My only sorrow is that I did not go earlier: that I let an inconsiderable discomfort like ninety in the shade keep me away. Judging from the things I did find, the earlier bargains must have been wonderful. As it was, I bought a little triple-mould bit of glass — three dolphins holding up a small cup — for three francs: one for each dolphin, I suppose. Glass like this is bringing frantic prices in America; you re-member, don't you, the awful sums asked nowadays for this particular design? Then at the same unpretentious stall I found a colored lithograph, the kind for which at the larger shops they want any-where from thirty to fifty francs. Set in a wide mahogany frame, she is the sweetest lady, Louis-Philippe in date; and I think I shall hang her over the desk in the Prettiest Room, for her mauve gown shades softly into pink, her folded fichu and cap are a gentle cream, and her eyes are very blue — just the colors that make up the flowered wall-paper. Fancy! She was but six francs, and the artist friend with whom I was loitering along openly lamented his ill fortune at not having first perceived her. And I unearthed two more silhouettes: one for eight francs, a decoupure of the eighteenth century framed in black passe-partout; the other half as much, and dated 1845; late, but a method hitherto unknown to me, since the profile was painted on a white card and then glazed with a transparent varnish as a protection.

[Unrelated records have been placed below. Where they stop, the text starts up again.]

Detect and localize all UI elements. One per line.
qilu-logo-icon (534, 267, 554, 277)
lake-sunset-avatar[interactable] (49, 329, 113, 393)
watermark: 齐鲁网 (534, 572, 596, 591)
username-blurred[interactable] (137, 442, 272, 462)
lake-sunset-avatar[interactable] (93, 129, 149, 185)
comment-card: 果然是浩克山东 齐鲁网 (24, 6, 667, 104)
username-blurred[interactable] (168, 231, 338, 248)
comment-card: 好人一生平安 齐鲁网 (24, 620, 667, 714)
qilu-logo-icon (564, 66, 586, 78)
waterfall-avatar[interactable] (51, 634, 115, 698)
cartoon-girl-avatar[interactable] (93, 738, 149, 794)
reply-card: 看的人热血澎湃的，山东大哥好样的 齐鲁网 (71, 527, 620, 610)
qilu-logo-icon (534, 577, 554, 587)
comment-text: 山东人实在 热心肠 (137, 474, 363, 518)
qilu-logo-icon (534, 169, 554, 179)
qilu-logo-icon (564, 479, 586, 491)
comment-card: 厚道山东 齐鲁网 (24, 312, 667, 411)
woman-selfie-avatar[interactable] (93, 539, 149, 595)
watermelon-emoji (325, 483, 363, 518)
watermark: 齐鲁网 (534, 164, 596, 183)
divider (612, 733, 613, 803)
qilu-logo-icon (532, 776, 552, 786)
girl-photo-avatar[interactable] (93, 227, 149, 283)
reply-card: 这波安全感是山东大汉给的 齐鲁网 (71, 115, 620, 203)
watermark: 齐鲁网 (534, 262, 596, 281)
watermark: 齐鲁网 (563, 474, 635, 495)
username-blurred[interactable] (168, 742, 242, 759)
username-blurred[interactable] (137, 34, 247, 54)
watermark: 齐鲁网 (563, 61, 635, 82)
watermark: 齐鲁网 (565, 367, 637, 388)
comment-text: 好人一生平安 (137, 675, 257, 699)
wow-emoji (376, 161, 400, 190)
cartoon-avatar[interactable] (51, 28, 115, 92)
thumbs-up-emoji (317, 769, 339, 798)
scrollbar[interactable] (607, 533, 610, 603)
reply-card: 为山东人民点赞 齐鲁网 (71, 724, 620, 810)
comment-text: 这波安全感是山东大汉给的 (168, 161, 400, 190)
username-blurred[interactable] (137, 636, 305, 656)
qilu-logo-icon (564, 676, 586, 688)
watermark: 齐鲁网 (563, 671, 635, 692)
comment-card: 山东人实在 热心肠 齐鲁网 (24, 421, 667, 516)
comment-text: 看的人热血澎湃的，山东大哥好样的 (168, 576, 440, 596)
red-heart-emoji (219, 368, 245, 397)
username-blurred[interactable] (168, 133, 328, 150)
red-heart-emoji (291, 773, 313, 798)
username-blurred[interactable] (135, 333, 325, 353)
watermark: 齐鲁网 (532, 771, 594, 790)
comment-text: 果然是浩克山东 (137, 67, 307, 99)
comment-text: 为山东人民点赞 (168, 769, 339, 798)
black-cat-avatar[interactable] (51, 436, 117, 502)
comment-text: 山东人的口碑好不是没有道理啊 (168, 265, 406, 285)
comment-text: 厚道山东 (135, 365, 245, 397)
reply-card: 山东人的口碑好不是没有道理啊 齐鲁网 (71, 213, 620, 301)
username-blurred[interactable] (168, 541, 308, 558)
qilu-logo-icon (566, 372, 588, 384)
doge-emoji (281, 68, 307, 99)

And I could have bought many more things : for one, a fine large japanned tray, gilt-scrolled on the edge and set with mother-of-pearl; but it would have been hard to pack, and moreover, such trays, being early-Victorian, do not come within the hundred-years exemption of duty. Then there was a pair of bellows, cheap enough — just fifteen francs — but they were delightfully French, and too elaborate for my simple-minded fireplaces. And there was a really good mirror of the late seventeen-hundreds, with a small pastoral scene painted in the upper panel: shabby, and needing to be re-gilded, but it was only ten dollars, and it tempted me terribly. It did not fall in with the needs of Webster Cottage, however, and I am relinquishing all such collecting vanities until the time when I buy my villina in Touraine. On that glad day I shall indulge myself.

Oh, I wish you were here with me! If only to sit on the terrasse of some café, listening to a super-Pop Concert, and watching the world go by. In the small space of time it takes you to sip one glass of coffee you can see so many types: officers, priests in long black soutanes, soldier schoolboys from St. Cyr, midinettes, students from the French colonies (at times, even, in native costume), and pretty ladies who, two generations ago, would have adorned the pages of Murger's Vie de Boheme. Or perhaps a mariage rides along and waves colored streamers at you; for the latest thing in some circles, it appears, is to charter a huge sightseeing car, and fill it full of the exuberant wedding-party. Or a strolling violinist will come by, squeaking a tune on his fiddle and holding out an humble cap for sous, and then suddenly astonish you by reciting beautifully a poem of Verlaine's.

For there is a Paris that is n't just Druot sales, or gowns from the rue de la Paix, or dinners at Voisin's. Here there is something for everybody, and that 's the magic of it all. I think I never saw a place where so many poor people were happy. It is the humanest city! I weep to think that I must journey on so soon.

Yours sincerely, very, ALICE

P. S. I now can make out a laundry-list in French, shop intelligibly, register a letter, or go to the theatre with perfect pleasure. But upon my return you will find that I still speak an English pure and undefiled, and quite without accent.